To the extent Mother relies on her statement in her counter-petition that A.M.R. has a presumed father, we are unpersuaded by her argument. Her pleading did not identify the presumed father, and she provided no indication the “presumed father” qualified as a presumed father as defined by the family code or that she intended the reference in the statutorily-defined sense rather than in some colloquial sense. …
Mother also filed a motion to enforce the temporary orders and though we acknowledge she never referred to Father as “father” but instead as “respondent,” she sought back child support, indicating she believed he was the man responsible for supporting A.M.R. Mother further indicated her belief he was the father when she filed a motion to terminate his parental rights.
Because Mother filed numerous documents reciting Father is A.M.R.’s father, these assertions of fact in her live pleadings are judicial admissions….Mother continued to rely on the adjudication of Father’s paternity, which was based on the genetic testing, for over two years before she objected to the genetic testing based on family code section 160.504(b). In fact, she waited until the jury was impaneled for the SAPCR trial to raise the issue. Based on the judicial admissions in this case and the delay in raising her complaint, we conclude Mother’s objection was untimely. As such, Mother has waived her first issue on appeal. See Tex. R. App. P. 33.1. Having reached this conclusion, we need not address whether the trial court abused its discretion by admitting the report from the DNA testing into evidence. See Tex. R. App. P. 47.1.” In the Interest of A.M.R., No. 05-21-00235-CV, 2021 Tex. App. LEXIS 5186, at *5 (Tex. App.—Dallas June 29, 2021)

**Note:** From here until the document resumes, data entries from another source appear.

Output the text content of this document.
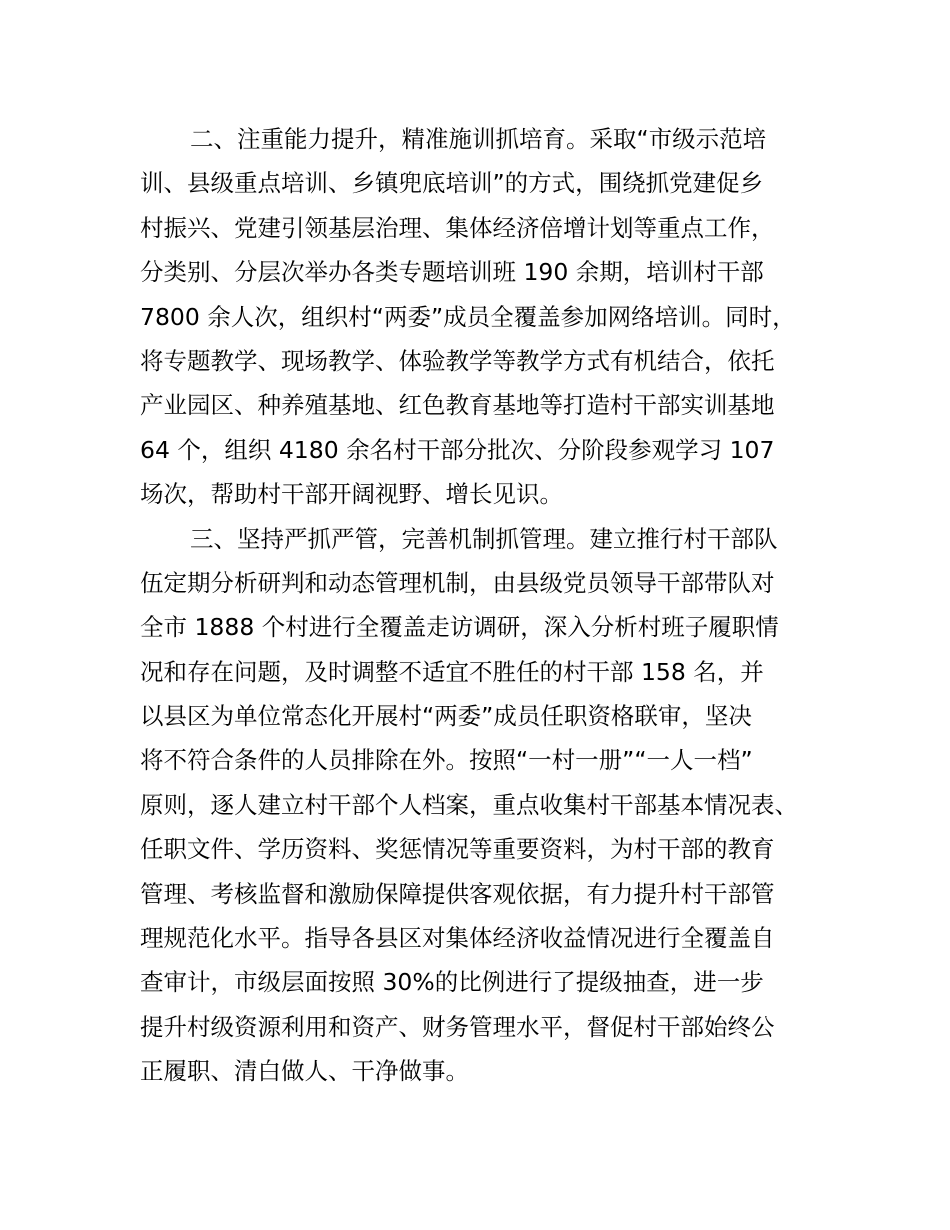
二、注重能力提升，精准施训抓培育。采取“市级示范培
训、县级重点培训、乡镇兜底培训”的方式，围绕抓党建促乡
村振兴、党建引领基层治理、集体经济倍增计划等重点工作，
分类别、分层次举办各类专题培训班 190 余期，培训村干部
7800 余人次，组织村“两委”成员全覆盖参加网络培训。同时，
将专题教学、现场教学、体验教学等教学方式有机结合，依托
产业园区、种养殖基地、红色教育基地等打造村干部实训基地
64 个，组织 4180 余名村干部分批次、分阶段参观学习 107
场次，帮助村干部开阔视野、增长见识。
三、坚持严抓严管，完善机制抓管理。建立推行村干部队
伍定期分析研判和动态管理机制，由县级党员领导干部带队对
全市 1888 个村进行全覆盖走访调研，深入分析村班子履职情
况和存在问题，及时调整不适宜不胜任的村干部 158 名，并
以县区为单位常态化开展村“两委”成员任职资格联审，坚决
将不符合条件的人员排除在外。按照“一村一册”“一人一档”
原则，逐人建立村干部个人档案，重点收集村干部基本情况表、
任职文件、学历资料、奖惩情况等重要资料，为村干部的教育
管理、考核监督和激励保障提供客观依据，有力提升村干部管
理规范化水平。指导各县区对集体经济收益情况进行全覆盖自
查审计，市级层面按照 30%的比例进行了提级抽查，进一步
提升村级资源利用和资产、财务管理水平，督促村干部始终公
正履职、清白做人、干净做事。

Jury Trial: “In his second issue, Father complains that the trial court erred by proceeding to trial without a jury. Father filed a jury demand on September 14, 2020. See Tex. Fam. Code § 105.002(a) (party to suit under family code may demand jury trial in proceedings that do not include adoption or the adjudication of parentage); Tex. R. Civ. P. 216 (requirements for jury trial request). He did not, however, object when the case proceeded to trial without a jury or otherwise bring the matter to the trial court’s attention….the record does not show that Father either objected to the case going forward without a jury or indicated in any way to the trial court that he intended to stand on his perfected right to a jury trial. See Vardilos, 219 S.W.3d at 923. We conclude Father waived any right to complain on appeal of the trial court’s alleged error. See id. We decide Father’s second issue against him.” In the Interest of B.C.C., No. 05-21-00091-CV, 2021 Tex. App. LEXIS 5315, at *12-13 (Tex. App.—Dallas June 30, 2021)
You have to comply with other pertinent rules:
Capacity: “But a “plaintiff’s lack of capacity to bring suit on another’s behalf does not deprive the trial court of subject matter jurisdiction over the suit, and a challenge to the plaintiff’s capacity may thus be waived.” Intracare Hosp. N. v. Campbell, 222 S.W.3d 790, 795 (Tex. App.—Houston [1st Dist.] 2007, no pet.). Because Baybrook Appellants did not file a verified denial challenging Tenant Appellees’ capacity or raise this issue in the trial court, this issue has been waived. See id.; Tex. R. Civ. P. 93(1), (2).” Mosaic Baybrook One LP v. Cessor, Nos. 14-19-00514-CV, 14-19-00695-CV, 2021 Tex. App. LEXIS 5164, at *24 (Tex. App.—Houston [14th Dist.] June 29, 2021)
All for now. At least until tomorrow. Y’all take good care.